Article by Rabbi Shapiro about Amendment on Florida’s Nov 2018 ballot

Forward–article by Rabbi Shapiro
Did you know that Florida has a commission, mandated by Sunshine State voters in 1968, that meets only every 20th year? It began in 1978, met again (different commissioners, but same commission) in 1998, and now in 2018! Prepare yourself—it will meet again in 2038 and 2058 unless the law is changed!

This group is called “The Constitution Revision Commission” and is made up of the Attorney General, fifteen appointees from the Governor, nine appointees from the Florida Senate President, nine appointees from the Speaker of the Florida House of Representatives and three appointees from the Chief Justice of the Florida Supreme Court. You need to know this just to get an idea of where on the political spectrum, from left to right, these commissioners are situated!
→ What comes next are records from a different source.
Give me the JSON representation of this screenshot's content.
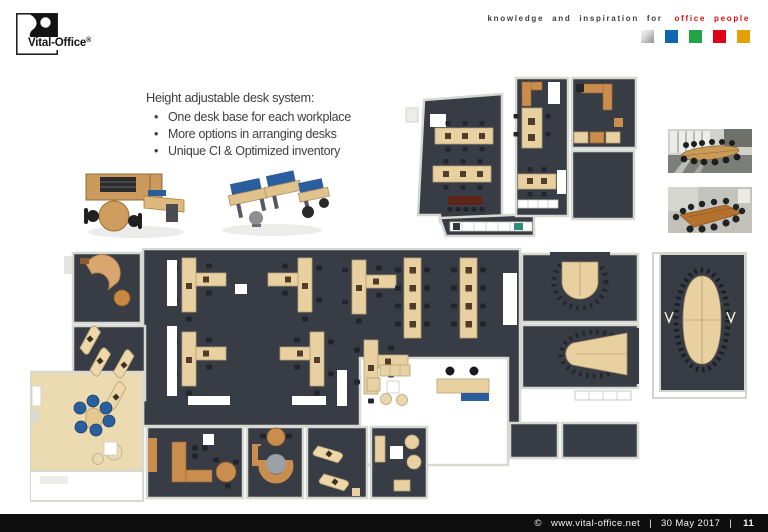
{
  "slide": {
    "logo": {
      "name": "Vital-Office",
      "registered_mark": "®"
    },
    "tagline": {
      "prefix": "knowledge and inspiration for",
      "highlight": "office people",
      "highlight_color": "#e30613"
    },
    "brand_squares": [
      {
        "name": "silver",
        "color": "#b9b9b9"
      },
      {
        "name": "blue",
        "color": "#1266b0"
      },
      {
        "name": "green",
        "color": "#22a347"
      },
      {
        "name": "red",
        "color": "#e00018"
      },
      {
        "name": "amber",
        "color": "#e3a008"
      }
    ],
    "content": {
      "headline": "Height adjustable desk system:",
      "bullet_char": "•",
      "bullets": [
        "One desk base for each workplace",
        "More options in arranging desks",
        "Unique CI & Optimized inventory"
      ]
    },
    "figures": {
      "render_left": "3D render - executive desk with sideboard and round meeting table",
      "render_right": "3D render - team desk cluster with blue acoustic screens",
      "floorplan_top": "floor plan - upper office wing with bench desks",
      "floorplan_main": "floor plan - main office level with open space, lobby and meeting rooms",
      "floorplan_side": "floor plan - boardroom with large oval conference table",
      "photo_top": "photo - conference room with long oval table",
      "photo_bottom": "photo - conference room with rectangular table"
    },
    "palette": {
      "plan_floor_dark": "#383c44",
      "plan_desk_beige": "#e9d0a1",
      "plan_wood_orange": "#c98d4e",
      "plan_accent_blue": "#2a5d9c",
      "plan_floor_light": "#ecdbb1",
      "plan_wall_gray": "#d8d8d3"
    },
    "footer": {
      "copyright_symbol": "©",
      "website": "www.vital-office.net",
      "separator": "|",
      "date": "30 May 2017",
      "page_number": "11"
    }
  }
}
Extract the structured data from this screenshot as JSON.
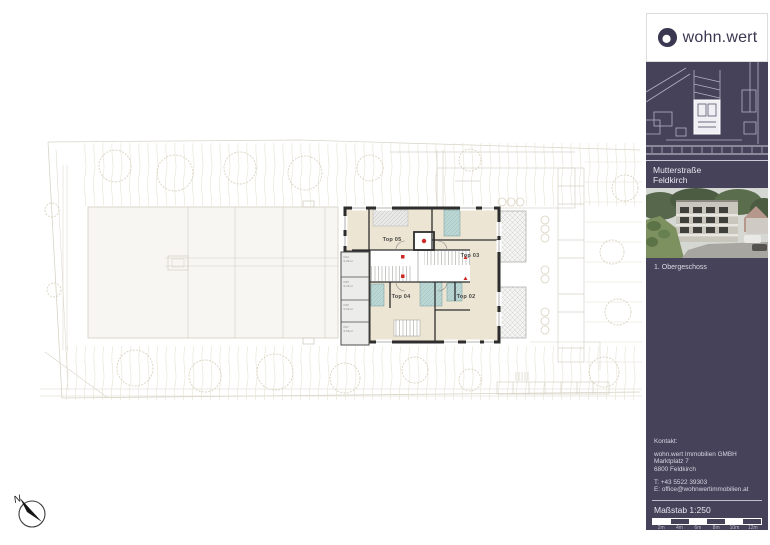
{
  "sidebar": {
    "logo": {
      "text": "wohn.wert"
    },
    "project": {
      "street": "Mutterstraße",
      "city": "Feldkirch"
    },
    "floor_label": "1. Obergeschoss",
    "contact": {
      "heading": "Kontakt:",
      "lines": [
        "wohn.wert Immobilien GMBH",
        "Marktplatz 7",
        "6800 Feldkirch"
      ],
      "phone": "T: +43 5522 39303",
      "email": "E: office@wohnwertimmobilien.at"
    },
    "scale": {
      "label": "Maßstab 1:250",
      "ticks": [
        "2m",
        "4m",
        "6m",
        "8m",
        "10m",
        "12m"
      ]
    }
  },
  "plan": {
    "units": [
      {
        "label": "Top 05"
      },
      {
        "label": "Top 03"
      },
      {
        "label": "Top 04"
      },
      {
        "label": "Top 02"
      }
    ],
    "storage_rooms": [
      {
        "id": "K04",
        "area": "6,01m²"
      },
      {
        "id": "K05",
        "area": "5,01m²"
      },
      {
        "id": "K06",
        "area": "6,01m²"
      },
      {
        "id": "K07",
        "area": "6,51m²"
      }
    ],
    "compass": "N"
  },
  "colors": {
    "sidebar_navy": "#454259",
    "room_beige": "#ede5d3",
    "bath_teal": "#bcd6d4",
    "wall": "#2d2d2d",
    "marker_red": "#cd2a26",
    "site_line": "#ddd9cb"
  }
}
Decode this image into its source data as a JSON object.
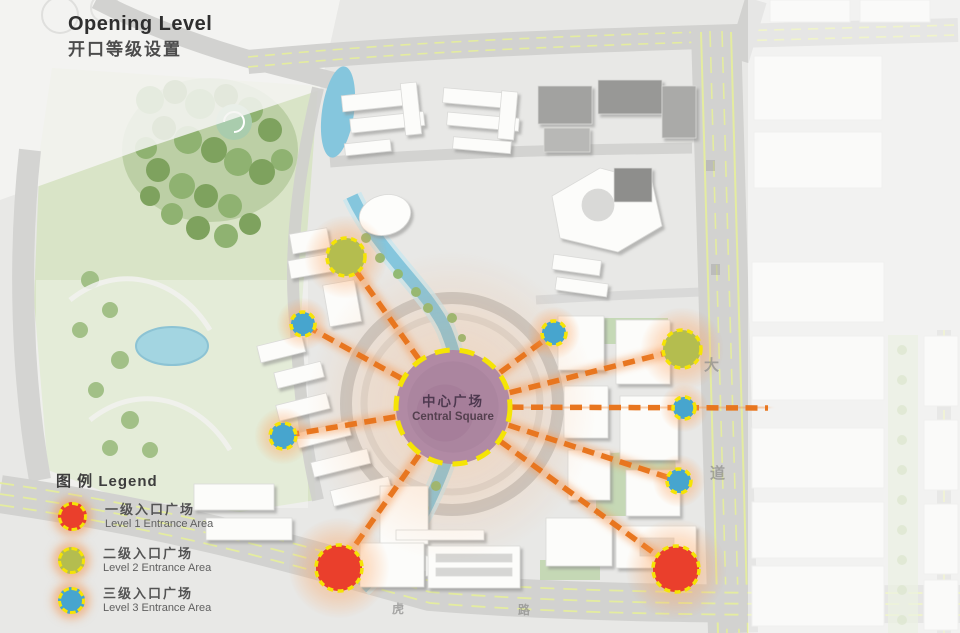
{
  "title": {
    "en": "Opening Level",
    "zh": "开口等级设置"
  },
  "central_square": {
    "zh": "中心广场",
    "en": "Central Square",
    "x": 453,
    "y": 407,
    "r": 57
  },
  "legend": {
    "heading": "图 例 Legend",
    "items": [
      {
        "level": "1",
        "zh": "一级入口广场",
        "en": "Level 1 Entrance Area",
        "color": "#ea3f2c"
      },
      {
        "level": "2",
        "zh": "二级入口广场",
        "en": "Level 2 Entrance Area",
        "color": "#b4bd4f"
      },
      {
        "level": "3",
        "zh": "三级入口广场",
        "en": "Level 3 Entrance Area",
        "color": "#47a5ce"
      }
    ]
  },
  "nodes": [
    {
      "level": "2",
      "x": 346,
      "y": 257,
      "r": 19
    },
    {
      "level": "3",
      "x": 303,
      "y": 324,
      "r": 12
    },
    {
      "level": "3",
      "x": 283,
      "y": 436,
      "r": 13
    },
    {
      "level": "1",
      "x": 339,
      "y": 568,
      "r": 23
    },
    {
      "level": "3",
      "x": 554,
      "y": 333,
      "r": 12
    },
    {
      "level": "2",
      "x": 682,
      "y": 349,
      "r": 19
    },
    {
      "level": "3",
      "x": 684,
      "y": 408,
      "r": 11
    },
    {
      "level": "3",
      "x": 679,
      "y": 481,
      "r": 12
    },
    {
      "level": "1",
      "x": 676,
      "y": 569,
      "r": 23
    }
  ],
  "rays": [
    {
      "x2": 346,
      "y2": 257
    },
    {
      "x2": 303,
      "y2": 324
    },
    {
      "x2": 283,
      "y2": 436
    },
    {
      "x2": 339,
      "y2": 568
    },
    {
      "x2": 554,
      "y2": 333
    },
    {
      "x2": 682,
      "y2": 349
    },
    {
      "x2": 768,
      "y2": 408
    },
    {
      "x2": 679,
      "y2": 481
    },
    {
      "x2": 676,
      "y2": 569
    }
  ],
  "road_labels": [
    {
      "text": "大"
    },
    {
      "text": "道"
    },
    {
      "text": "虎"
    },
    {
      "text": "路"
    }
  ],
  "colors": {
    "background": "#e8e8e6",
    "ray": "#e8761f",
    "ray_glow": "#f59a55",
    "node_border": "#f5e405",
    "square_fill": "#b18aa4",
    "levels": {
      "1": "#ea3f2c",
      "2": "#b4bd4f",
      "3": "#47a5ce"
    }
  }
}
The work of the Constitution Revision Commission began in September 2017 with organizational meetings and the process of collecting proposals for changing Florida’s Constitution. Proposals were solicited from the public and the commissioners themselves. A process for narrowing the list down from the 782 public proposals and 103 commissioner proposals led to a list of 37 proposals that were brought to a series of “listening meetings” around the state including one on the campus of the University of North Florida. It was an opportunity for public comment on the 37 proposals and 180 people signed up to have their voices heard.

One of the proposals calls for the elimination of language from our Florida Constitution, Article I, SECTION 3. Religious freedom. That Section 3 currently reads:

There shall be no law respecting the establishment of religion or prohibiting or penalizing the free exercise thereof. Religious freedom shall not justify practices inconsistent with public morals, peace or safety. No revenue of the state or any political subdivision or agency thereof shall ever be taken from the public treasury directly or indirectly in aid of any church, sect, or religious denomination or in aid of any sectarian institution.

Proposal 4 (it will have a different amendment # when it appears on our ballot) calls for the elimination of that second sentence of Article 1, Section 3. Eliminating that second sentence would allow the government to take revenue from the “public treasury, directly or indirectly, in aid of any church, sect, or religious denomination or in aid of any sectarian institution.”

A powerful delegation, led by Freethought Society’s Earl Coggins went to the hearing to oppose Proposal 4. The speakers on our side (and there were many who were not part of the Freethought Society, educators, representatives from the American Civil Liberties Union, the League of Women Voters, prominent among them) were eloquent in their defense of the wall of separation of church and state that has made our country so great. Many spoke of the real intent of this proposal, to fund religious schools that otherwise are unregulated by the state, have teachers with little more than high school educations, principals who have not graduated from college, curricula that teach science based on superstitions debunked during the renaissance and revisionist history that speaks to the Christian roots of our country. Many did not want to be coerced into supporting religious institutions whose teachings are counter to their own beliefs.

Hopefully the commissioners were listening! But if not, Proposal 4 calling on the end of the restriction of funding religious institutions with tax money, yours and mine, will, undoubtedly, find its way to a ballot that you will have an opportunity to cast this fall!

The price of our liberty is eternal vigilance! We were lucky to have Freethought Society President Earl Coggins and his delegation speaking for us, against this proposal!